L’atmosphère semble toujours aussi humide et propice à la consommation de substances bien appropriées. Bientôt 21h30 quand je me pointe au 58 rue du Mirail, mais asteure les hostilités n’ont toujours pas commencé. C’est FANTÖMS qui ouvre ce soir, apparemment inconnu au bataillon par la plupart des gens présents. Nous descendons avec une broue pour ouïr avec curiosité les sonorités de cette première partie, annoncée le jour même dans un quasi-anonymat. Le premier truc qui me marque : des « riffs » assez répétitifs, une batterie bien gérée mais qui se fond mal dans l’ensemble, et surtout des musiciens qui semblent issus de milieux totalement différents, comme si le groupe s’était formé hier. Pourtant, on sent qu’il y a de l’idée dans les compositions, du moins une intention de bien faire, ou d’expérimenter des trucs. Mais à trop se risquer sur des chemins hasardeux, on se perd parfois. Le chanteur semble lui-même ne pas trop savoir où se mettre, il se motive avec une 8.6 et un petit roulé. Il remercie timidement les gens présents ce soir, ceux qui ne le sont pas, comme sa famille, ses chats… dont on parle entre chaque morceau pour détendre l’atmosphère un peu angoissante et/ou gênante créée par leur son… inclassable. D’ailleurs le volume pourrait être poussé d’avantage, j’ai l’impression que les amplis ne sont pas repiqués. Il me semble entendre beaucoup d’éléments Thrash Metal qui rappelleront les premiers Pantera ou Sepultura. Pour le reste je ne saurais dire.

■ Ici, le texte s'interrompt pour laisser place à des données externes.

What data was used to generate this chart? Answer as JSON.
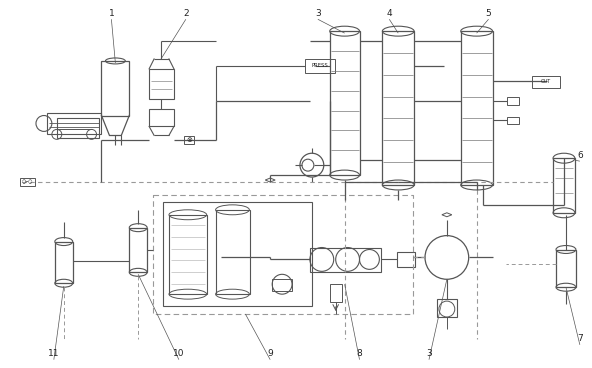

Ce n’est en tout cas pas un groupe très en accord avec la tête d’affiche de ce soir (le chanteur avoue même ignorer pour qui ils jouent, on est un peu sur le cul dans la fosse). Peu de monde semble s’y intéresser réellement, mais nous restons jusqu’au bout. Le mazoute met un certain moment à prendre, un peu comme l’alcool qui monte progressivement dans l’organisme. De la 8.6 à l’estomac, de l’estomac au cerveau… et ma bière se renverse par terre alors que j’écris ces mots. Putain c’est beau. Le dernier titre commence à nous faire rentrer dans leur univers, mais le concert se termine alors. Je veux pas faire la fayot, mais un groupe tel que les merveilleux chevaliers d’Ethili aurait peut-être été plus adéquat. Je dis ça en toute objectivité, évidemment, puisqu’une dizaine de personnes sont venu me dire ça après la fin de cette première partie. Bref. Nous remontons prendre nos dernières bouffées d’air frais avant le pilonnage de caboche.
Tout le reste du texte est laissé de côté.